The method is applicable to enolizable aldehyde. The reaction is also regioselective with regards to enolate counterpart, namely only alpha-carbon bearing OH group was observed to add to the aldehyde. In the scheme below, the method was used effectively in the synthesis of furanose 8 and sorbose 9.In addition to DBU and Hunig's base, alkaloid such as cinchonine was also found to be an effective catalyst as demonstrated in the example below.

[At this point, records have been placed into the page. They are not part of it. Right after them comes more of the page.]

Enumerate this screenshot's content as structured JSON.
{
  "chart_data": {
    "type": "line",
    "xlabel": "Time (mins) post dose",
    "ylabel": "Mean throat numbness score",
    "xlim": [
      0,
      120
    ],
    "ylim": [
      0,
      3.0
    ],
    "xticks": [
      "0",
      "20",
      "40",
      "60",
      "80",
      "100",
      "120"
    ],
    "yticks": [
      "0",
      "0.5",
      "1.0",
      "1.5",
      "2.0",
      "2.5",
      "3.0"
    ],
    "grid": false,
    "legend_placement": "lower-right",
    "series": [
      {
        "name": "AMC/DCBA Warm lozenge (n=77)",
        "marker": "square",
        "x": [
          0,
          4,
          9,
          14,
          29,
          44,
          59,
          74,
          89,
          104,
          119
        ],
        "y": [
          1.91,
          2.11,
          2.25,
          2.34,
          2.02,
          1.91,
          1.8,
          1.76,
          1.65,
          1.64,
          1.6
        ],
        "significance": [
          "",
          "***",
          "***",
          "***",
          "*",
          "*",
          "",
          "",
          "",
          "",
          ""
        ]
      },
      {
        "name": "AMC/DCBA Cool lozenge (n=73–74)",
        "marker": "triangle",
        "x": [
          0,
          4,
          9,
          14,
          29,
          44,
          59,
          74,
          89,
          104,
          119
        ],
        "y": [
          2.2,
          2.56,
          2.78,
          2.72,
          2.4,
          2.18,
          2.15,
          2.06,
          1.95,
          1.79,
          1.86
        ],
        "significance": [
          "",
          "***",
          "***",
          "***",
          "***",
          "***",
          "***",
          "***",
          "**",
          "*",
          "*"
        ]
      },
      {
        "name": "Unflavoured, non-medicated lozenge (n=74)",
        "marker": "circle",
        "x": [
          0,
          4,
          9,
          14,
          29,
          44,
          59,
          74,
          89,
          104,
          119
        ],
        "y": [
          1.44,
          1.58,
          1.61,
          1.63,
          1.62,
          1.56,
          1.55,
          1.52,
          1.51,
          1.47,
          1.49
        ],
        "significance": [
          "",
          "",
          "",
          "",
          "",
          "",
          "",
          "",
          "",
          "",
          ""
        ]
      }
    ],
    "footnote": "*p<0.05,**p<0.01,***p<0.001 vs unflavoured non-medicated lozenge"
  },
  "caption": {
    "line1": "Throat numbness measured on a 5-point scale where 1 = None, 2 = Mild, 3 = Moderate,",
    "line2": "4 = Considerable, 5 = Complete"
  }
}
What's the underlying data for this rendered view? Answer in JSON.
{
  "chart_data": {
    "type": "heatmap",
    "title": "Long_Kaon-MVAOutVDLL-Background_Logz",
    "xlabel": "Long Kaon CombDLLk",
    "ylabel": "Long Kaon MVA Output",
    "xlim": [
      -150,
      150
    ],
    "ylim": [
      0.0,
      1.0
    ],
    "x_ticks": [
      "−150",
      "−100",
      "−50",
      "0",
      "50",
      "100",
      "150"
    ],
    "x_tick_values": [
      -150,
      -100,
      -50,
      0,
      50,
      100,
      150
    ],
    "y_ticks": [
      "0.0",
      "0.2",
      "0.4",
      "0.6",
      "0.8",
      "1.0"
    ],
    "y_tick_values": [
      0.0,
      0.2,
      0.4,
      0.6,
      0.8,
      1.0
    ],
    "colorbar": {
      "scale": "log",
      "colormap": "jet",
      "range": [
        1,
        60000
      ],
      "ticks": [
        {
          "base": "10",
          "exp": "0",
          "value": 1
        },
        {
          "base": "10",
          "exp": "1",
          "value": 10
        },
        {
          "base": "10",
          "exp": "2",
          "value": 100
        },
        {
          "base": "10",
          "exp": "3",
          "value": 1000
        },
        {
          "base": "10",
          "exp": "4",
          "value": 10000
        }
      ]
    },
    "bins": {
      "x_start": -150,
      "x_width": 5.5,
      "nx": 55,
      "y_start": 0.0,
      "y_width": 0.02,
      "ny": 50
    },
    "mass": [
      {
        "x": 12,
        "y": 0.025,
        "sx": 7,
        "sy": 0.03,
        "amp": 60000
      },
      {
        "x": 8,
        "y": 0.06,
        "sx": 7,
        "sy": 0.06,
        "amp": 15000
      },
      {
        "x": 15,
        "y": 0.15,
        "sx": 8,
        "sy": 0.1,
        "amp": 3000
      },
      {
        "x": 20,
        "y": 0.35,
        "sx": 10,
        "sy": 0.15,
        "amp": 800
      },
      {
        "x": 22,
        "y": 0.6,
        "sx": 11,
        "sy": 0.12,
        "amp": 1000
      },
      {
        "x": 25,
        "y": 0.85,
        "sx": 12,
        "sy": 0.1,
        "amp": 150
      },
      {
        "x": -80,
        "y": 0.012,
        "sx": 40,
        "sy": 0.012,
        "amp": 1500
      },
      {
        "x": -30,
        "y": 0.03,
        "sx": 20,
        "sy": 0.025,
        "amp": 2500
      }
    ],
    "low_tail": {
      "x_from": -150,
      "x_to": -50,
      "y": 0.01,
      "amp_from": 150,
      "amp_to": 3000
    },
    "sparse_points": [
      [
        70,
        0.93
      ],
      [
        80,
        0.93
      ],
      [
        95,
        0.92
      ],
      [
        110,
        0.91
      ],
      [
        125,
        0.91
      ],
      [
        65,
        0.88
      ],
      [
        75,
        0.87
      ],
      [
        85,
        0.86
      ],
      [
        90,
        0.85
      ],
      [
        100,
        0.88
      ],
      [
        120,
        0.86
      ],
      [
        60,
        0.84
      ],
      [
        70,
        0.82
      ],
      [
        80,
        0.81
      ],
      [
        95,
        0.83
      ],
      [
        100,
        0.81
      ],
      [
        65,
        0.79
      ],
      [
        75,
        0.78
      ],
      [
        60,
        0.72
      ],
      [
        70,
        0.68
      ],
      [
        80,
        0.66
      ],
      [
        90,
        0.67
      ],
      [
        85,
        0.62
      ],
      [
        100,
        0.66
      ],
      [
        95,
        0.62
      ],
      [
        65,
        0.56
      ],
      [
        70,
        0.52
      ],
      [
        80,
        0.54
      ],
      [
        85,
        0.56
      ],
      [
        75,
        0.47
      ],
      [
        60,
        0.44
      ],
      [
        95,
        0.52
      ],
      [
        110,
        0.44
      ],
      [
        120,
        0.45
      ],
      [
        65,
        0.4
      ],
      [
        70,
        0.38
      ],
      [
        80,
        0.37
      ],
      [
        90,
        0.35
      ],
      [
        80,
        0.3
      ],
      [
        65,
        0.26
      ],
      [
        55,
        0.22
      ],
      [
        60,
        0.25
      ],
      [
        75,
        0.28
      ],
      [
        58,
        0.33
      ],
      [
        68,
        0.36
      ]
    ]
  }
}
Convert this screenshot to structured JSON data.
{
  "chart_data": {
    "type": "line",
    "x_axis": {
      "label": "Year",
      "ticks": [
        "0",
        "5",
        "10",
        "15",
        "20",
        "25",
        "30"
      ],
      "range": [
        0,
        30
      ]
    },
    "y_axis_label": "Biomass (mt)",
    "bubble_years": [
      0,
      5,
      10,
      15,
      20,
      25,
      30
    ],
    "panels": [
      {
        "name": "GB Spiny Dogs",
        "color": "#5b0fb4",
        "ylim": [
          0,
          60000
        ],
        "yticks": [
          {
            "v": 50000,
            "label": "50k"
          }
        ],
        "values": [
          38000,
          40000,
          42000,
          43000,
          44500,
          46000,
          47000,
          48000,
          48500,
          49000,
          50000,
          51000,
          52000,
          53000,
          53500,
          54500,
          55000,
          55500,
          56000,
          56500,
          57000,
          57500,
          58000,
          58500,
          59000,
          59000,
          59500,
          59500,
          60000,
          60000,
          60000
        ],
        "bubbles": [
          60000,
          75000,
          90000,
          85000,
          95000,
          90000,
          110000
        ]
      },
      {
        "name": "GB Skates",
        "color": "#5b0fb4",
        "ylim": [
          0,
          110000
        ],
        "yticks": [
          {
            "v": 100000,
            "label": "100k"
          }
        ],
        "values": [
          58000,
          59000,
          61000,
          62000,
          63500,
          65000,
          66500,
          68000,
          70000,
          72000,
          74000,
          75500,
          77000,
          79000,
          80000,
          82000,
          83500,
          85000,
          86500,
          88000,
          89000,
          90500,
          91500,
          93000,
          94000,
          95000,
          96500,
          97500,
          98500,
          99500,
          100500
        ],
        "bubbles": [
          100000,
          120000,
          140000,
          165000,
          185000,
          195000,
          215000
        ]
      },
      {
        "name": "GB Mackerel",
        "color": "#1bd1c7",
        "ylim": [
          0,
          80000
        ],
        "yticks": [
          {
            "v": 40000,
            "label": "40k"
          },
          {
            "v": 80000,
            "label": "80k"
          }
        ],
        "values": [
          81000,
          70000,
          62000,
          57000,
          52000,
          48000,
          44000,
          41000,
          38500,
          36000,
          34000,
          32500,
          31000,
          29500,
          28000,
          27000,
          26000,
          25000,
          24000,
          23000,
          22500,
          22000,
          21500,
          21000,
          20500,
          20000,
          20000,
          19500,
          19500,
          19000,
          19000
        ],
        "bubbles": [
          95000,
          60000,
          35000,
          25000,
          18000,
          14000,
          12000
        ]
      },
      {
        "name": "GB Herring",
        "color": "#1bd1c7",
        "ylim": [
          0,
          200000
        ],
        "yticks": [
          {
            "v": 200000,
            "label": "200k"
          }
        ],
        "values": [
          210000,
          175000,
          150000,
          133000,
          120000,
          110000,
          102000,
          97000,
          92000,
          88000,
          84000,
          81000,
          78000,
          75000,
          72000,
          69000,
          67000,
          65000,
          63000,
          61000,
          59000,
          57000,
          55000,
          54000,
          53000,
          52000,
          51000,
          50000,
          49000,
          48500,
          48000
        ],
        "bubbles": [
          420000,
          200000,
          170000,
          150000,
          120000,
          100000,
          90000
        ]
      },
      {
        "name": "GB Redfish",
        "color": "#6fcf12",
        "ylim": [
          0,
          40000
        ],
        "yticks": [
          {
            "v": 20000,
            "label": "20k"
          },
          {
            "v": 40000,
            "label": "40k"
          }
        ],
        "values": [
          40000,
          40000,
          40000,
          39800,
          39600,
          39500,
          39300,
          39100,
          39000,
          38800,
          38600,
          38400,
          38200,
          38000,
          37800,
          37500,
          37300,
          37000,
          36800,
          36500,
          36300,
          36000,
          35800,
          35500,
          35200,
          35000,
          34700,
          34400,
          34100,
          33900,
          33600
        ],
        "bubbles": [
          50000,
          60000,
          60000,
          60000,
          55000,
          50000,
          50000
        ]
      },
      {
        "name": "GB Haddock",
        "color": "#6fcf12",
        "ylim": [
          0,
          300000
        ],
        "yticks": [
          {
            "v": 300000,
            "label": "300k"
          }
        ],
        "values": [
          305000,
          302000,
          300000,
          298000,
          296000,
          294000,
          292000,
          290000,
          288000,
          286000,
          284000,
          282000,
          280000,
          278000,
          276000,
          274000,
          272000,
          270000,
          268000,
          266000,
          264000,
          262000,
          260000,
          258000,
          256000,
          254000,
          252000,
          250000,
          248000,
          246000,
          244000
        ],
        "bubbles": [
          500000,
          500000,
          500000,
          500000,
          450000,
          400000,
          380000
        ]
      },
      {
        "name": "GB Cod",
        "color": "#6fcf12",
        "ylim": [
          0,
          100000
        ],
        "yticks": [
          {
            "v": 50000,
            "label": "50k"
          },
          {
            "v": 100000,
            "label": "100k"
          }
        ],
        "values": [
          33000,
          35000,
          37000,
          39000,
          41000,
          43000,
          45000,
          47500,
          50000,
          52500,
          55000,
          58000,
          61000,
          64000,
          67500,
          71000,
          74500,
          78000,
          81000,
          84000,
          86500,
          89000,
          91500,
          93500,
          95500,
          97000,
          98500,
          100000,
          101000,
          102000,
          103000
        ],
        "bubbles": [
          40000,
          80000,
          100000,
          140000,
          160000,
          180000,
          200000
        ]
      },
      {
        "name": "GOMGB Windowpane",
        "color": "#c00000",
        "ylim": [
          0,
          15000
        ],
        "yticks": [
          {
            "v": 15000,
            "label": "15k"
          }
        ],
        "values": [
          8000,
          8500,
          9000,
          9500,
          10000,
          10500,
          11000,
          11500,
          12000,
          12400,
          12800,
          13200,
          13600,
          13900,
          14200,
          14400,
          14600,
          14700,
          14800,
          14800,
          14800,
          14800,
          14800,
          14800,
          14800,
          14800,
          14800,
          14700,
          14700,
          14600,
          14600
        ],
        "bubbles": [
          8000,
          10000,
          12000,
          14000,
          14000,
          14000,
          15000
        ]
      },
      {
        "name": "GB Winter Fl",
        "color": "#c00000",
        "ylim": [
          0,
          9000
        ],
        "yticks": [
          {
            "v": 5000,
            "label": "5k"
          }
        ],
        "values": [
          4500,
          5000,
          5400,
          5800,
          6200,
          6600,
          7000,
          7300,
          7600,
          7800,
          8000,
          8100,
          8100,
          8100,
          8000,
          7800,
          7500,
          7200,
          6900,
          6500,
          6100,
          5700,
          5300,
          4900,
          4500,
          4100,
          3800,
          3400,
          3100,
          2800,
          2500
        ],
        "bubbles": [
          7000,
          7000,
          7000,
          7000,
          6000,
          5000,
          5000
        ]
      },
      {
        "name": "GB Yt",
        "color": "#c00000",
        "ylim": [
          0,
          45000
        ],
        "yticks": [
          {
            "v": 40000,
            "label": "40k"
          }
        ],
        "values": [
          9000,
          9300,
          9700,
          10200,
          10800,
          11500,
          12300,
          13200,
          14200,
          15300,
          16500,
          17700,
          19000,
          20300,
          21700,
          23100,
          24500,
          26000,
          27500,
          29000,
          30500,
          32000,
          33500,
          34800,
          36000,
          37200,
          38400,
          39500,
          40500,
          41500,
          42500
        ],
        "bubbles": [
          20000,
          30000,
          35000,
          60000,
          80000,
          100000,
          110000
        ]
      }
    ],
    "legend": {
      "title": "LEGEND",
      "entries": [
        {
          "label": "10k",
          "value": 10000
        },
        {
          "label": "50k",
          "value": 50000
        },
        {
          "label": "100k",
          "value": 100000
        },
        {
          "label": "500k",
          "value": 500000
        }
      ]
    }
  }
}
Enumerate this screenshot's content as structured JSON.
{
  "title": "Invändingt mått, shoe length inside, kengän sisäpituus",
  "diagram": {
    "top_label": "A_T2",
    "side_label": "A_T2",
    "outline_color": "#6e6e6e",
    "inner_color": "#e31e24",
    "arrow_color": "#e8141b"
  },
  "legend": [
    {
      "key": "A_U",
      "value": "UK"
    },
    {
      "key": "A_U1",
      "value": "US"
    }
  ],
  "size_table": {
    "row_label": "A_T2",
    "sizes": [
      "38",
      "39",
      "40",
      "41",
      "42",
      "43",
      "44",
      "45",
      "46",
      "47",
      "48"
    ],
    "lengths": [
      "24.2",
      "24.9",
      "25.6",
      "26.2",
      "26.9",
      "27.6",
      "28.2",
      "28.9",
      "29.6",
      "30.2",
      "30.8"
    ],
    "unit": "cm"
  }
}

Enantioselective Organocatalytic Singly Occupied Molecular Orbital Activation: The Enantioselective alpha-Enolation of Aldehydes


Hye-Young Jang, Jun-Bae Hong, and David W. C. MacMillan*

Merck Center for Catalysis at Princeton University, Princeton, New Jersey 08544, and Division of Chemistry and Chemical Engineering, California Institute of Technology, Pasadena, California 91125

In continuing their investigation in the newly discovered mode of organocatalysis - the singly occupied molecular orbital, or SOMO activation - MacMillan group presented a new reaction. In the original contribution, alpha-allylation of aldehyde using allylsilane was recently reported.

This time alpha-enolation of aldehyde and enolsilane using the same catalyst system was reported for the first time. The mode of activation is through a single-electron activation with CAN, as shown in the scheme below, to give the corresponding electron-deficient radical cation.

Based on a DFT calculation, the enolsilane or the "SOMOphile" would approach the "SOMO-catalyst" on the si-face to avoid the bulky t-Bu group of 1, establishing the enantioselectivity of the reaction.
Thus, using enolsilane 3 as a somophile, reactions with various aldehydes proceeded in good yields and ees as shown in Table 1.

In addition, several somophiles were used to react with octanal to give the expected products in good to excellent yields and excellent ees (Table 2).

In addition, the reaction was found to be very mild and chemoselective as illustrated in Eqs 5 and 6. In a normally difficult-to-control intramolecular radical cyclization of 4, when reaction was conducted in the presence of enolsilane, the corresponding alpha-enolation product was obtained selectively in excellent yield and ee.

SOMO-activation has become more important in the field of organocatalysis. One could expect to see much more of this in the near future.